Justiça

Migrantes libertados: Governo lamenta que lei não permita afastamentos coercivos com "celeridade"

Foram libertados os 33 migrantes que em agosto chegaram a Vila do Bispo, numa embarcação de madeira. Estiveram 60 dias em centros de instalação temporária. O tribunal tinha decidido pela expulsão para o país de origem e estavam a aguardar a decisão dos recursos.

Migrantes libertados: Governo lamenta que lei não permita afastamentos coercivos com "celeridade"
JOÃO MATOS

O Governo lamenta que a legislação em vigor não permita a realização de afastamentos coercivos com "celeridade e eficácia" e defende que é "herança de oito anos de uma política de imigração desregulada". É a reação do Ministério da Administração Interna e do Ministério da Presidência à libertação dos migrantes que chegaram a Vila do Bispo, no Algarve, há dois meses.

Foram libertados, esta segunda-feira, 33 migrantes que em agosto chegaram a Vila do Bispo, numa embarcação de madeira. Estão agora a cargo da Segurança Social e ficaram instalados em pensões em São Pedro do Sul e Portimão.

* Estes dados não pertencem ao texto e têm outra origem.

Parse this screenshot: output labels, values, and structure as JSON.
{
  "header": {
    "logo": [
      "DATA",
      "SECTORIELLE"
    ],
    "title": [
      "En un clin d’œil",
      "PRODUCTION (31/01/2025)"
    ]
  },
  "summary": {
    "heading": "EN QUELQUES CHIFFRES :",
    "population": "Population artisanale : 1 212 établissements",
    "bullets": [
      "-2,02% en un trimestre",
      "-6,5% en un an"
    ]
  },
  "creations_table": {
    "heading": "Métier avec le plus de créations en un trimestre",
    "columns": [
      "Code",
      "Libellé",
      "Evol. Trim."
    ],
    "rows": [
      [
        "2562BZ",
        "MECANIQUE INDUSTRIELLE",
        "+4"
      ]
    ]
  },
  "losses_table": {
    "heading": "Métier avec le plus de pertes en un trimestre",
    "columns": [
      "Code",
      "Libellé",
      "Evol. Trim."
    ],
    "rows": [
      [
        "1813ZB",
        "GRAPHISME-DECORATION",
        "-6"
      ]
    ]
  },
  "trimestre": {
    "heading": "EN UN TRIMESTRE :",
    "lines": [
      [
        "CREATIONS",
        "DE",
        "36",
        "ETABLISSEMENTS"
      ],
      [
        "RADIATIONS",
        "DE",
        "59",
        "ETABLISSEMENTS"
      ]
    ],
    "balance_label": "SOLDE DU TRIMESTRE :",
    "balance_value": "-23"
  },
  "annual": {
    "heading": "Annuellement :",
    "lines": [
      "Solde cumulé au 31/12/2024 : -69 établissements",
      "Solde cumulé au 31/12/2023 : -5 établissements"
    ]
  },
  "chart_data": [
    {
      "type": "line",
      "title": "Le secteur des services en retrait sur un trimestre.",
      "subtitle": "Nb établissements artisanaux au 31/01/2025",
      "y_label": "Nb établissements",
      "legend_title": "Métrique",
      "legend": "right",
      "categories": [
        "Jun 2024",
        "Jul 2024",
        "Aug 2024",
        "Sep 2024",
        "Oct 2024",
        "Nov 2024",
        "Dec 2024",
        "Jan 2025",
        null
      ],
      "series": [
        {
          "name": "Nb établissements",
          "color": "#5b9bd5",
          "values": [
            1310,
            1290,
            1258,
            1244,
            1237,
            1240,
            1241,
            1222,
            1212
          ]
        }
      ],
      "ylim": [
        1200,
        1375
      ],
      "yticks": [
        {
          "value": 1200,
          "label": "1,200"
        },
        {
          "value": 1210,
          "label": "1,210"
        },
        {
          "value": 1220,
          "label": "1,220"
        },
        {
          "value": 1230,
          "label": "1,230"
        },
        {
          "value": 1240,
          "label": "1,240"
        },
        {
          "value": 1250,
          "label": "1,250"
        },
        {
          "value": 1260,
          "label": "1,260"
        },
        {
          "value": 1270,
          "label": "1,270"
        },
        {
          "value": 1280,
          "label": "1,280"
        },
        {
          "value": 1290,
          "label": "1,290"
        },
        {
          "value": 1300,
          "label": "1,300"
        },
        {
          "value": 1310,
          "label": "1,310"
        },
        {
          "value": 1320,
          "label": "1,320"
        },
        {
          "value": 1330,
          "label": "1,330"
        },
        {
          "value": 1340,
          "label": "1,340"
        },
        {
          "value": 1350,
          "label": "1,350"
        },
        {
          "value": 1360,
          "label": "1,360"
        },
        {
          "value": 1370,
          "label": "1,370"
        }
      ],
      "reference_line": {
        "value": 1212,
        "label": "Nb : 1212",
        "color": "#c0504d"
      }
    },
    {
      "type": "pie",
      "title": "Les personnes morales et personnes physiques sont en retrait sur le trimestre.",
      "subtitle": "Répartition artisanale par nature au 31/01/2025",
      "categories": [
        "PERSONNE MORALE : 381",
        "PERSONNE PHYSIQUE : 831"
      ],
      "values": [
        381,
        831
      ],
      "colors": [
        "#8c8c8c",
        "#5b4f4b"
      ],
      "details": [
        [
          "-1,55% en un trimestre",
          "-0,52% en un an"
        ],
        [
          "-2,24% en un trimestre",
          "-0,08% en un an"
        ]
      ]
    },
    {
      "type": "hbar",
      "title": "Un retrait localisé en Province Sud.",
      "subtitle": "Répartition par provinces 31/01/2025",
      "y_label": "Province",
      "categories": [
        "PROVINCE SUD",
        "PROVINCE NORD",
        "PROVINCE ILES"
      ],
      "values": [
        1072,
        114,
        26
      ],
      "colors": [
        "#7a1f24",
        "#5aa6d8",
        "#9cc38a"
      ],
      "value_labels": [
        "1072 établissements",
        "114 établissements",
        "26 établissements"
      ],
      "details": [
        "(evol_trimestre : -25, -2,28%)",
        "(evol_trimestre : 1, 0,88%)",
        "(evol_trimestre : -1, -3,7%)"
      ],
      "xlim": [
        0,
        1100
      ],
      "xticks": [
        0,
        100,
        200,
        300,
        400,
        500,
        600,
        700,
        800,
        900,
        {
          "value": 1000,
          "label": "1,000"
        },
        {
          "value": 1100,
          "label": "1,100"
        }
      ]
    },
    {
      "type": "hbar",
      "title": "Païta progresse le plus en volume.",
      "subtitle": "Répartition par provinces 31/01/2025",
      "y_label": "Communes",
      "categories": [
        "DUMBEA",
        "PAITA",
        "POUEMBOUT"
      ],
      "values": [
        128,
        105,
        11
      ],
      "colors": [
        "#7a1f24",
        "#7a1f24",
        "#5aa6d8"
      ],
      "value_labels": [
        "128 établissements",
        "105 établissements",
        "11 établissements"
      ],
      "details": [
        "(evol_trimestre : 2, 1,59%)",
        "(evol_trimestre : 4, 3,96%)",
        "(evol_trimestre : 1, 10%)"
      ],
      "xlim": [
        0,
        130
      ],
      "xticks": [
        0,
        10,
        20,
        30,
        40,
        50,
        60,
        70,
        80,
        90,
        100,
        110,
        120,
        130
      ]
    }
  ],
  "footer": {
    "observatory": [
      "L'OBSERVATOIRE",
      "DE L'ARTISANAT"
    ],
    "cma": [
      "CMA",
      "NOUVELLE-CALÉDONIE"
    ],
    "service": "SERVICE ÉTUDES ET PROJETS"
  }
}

Em comunicado, o Governo esclarece que foram libertados porque a lei portuguesa estabelece um prazo máximo de detenção em Centro de Instalação Temporária (CIT) de 60 dias.

Nesse período, a Polícia de Segurança Pública (PSP) e a AIMA "agiram com a celeridade possível", lê-se no comunicado, mas "dentro das "limitações impostas pela lei".

O Governo realça que tem vindo a alertar, "há cerca de um ano", para a "falta objetiva de condições jurídicas, materiais e organizacionais para a execução rápida e eficaz de afastamentos coercivos em Portugal".

"A incapacidade de realizar afastamentos coercivos com celeridade e eficácia, e os incentivos incorretos ao recurso a expedientes dilatórios e uso inapropriado do regime de asilo são mais dois exemplos graves da pesada herança de oito anos de uma política de imigração desregulada", defende.

Por outro lado, os ministérios da Administração Interna e da Presidência garantem que o Governo tem "vindo a atuar" para resolver estes "estrangulamentos", com a transferência de funções da AIMA para a UNEF da PSP, a aprovação do financiamento da construção de dois novos centros de instalação temporária e a "tentativa legislativa para a acelerar o regime do afastamento de imigrantes ilegais, que foi chumbada pelo Parlamento no final de 2024", com votos dos dois maiores partidos da oposição", Chega e PS.

O grupo chegou à praia da Boca do Rio, na freguesia de Burgau, no concelho de Vila do Bispo, numa embarcação de madeira, pelas 20h05 de 8 de agosto. Estiveram 60 dias em centros de instalação temporária.

Além dos 33 migrantes libertados, há ainda quatro menores que também foram acolhidos pela Segurança Social.

O tribunal tinha decidido pela expulsão para o país de origem e estavam a aguardar a decisão dos recursos. Apenas um dos migrantes não recorreu e já regressou a Marrocos.